Maungarongo Te Kawa, Hine-Waiapu, 2025

This dazzling waka is a mihi to Hine-Waiapu, the powerful female taniwha who gives her name to the Waiapu awa in Te Tai Rāwhiti, the East Coast of the North Island. The Waiapu awa is the lifeblood of Ngāti Porou iwi and was once a thriving kai-gathering site. Now it is in crisis, having been devastated by erosion from deforestation and major weather events caused by climate change. As a result, large-scale sediment build-up has changed the depth and flow of the awa, impacting water-quality and the fish populations. Maungarongo Te Kawa’s joyful portrayal of Hine-Waiapu presents her aboard a bedazzled waka taua. She’s here to help protect the Waiapu awa from further human-induced deterioration, alongside her entourage of otherworldly attendants.

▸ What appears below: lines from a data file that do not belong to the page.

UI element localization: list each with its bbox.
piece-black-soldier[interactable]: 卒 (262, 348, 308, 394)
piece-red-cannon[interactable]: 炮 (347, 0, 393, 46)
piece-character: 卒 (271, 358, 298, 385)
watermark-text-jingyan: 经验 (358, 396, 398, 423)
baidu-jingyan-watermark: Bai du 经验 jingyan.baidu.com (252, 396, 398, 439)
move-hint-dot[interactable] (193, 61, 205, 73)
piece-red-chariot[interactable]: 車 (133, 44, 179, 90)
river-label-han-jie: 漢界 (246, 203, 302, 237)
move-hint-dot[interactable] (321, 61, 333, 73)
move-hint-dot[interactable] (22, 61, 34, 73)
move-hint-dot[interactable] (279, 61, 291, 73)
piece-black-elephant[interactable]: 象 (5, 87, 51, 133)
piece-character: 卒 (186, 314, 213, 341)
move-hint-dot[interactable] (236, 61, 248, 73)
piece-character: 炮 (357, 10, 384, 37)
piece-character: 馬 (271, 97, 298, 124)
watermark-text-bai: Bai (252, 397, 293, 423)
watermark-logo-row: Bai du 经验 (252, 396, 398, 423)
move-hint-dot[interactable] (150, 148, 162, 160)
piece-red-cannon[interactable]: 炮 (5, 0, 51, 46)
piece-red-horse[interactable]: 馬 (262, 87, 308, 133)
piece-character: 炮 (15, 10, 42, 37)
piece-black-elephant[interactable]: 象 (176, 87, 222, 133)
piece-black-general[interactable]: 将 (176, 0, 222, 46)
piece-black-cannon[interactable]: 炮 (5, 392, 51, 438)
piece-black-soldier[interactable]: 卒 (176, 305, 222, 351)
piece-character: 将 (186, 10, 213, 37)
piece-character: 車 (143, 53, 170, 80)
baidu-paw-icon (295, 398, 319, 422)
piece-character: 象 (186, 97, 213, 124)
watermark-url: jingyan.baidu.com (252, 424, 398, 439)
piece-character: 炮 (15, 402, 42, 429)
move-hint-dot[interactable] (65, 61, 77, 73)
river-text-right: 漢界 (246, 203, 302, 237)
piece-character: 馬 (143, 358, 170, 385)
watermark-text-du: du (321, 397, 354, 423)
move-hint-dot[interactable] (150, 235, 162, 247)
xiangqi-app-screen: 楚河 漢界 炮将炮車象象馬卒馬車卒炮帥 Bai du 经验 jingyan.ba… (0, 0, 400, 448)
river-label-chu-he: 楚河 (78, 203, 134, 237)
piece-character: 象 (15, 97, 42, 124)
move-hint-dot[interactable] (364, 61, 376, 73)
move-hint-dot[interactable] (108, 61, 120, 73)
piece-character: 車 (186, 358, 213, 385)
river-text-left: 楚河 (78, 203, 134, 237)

Maungarongo Te Kawa is represented by Season Gallery Level 1, Booth 35

Mary-Louise Browne, GRAND, 2022

While signs usually point us in the direction of a particular place, this neon rendition of the word GRAND by Mary-Louise Browne beckons us to consider how the meaning of a word can change with the context we experience it in. Browne reflects:

“I fixed upon GRAND as a word that is both a noun and an adjective that is commonly used in the Irish English vernacular. Not only does it mean impressive and magnificent, but it’s also often used in the dialectical sense ‘OK, fine, satisfactory’, which  can be something of an understatement. I have addressed this reading with scale, to conjure up words such as ‘memorable, distinguished, celebrated’. It can be read as a kind of tribute to illustrious people, places and times current and past. Or it could just mean BIG.”

Throughout her career, Browne has built a reputation as an artist who uses words as one of her primary mediums. She enjoys creating ambiguous encounters with language that encourage us to consider what these words mean on a wider social level.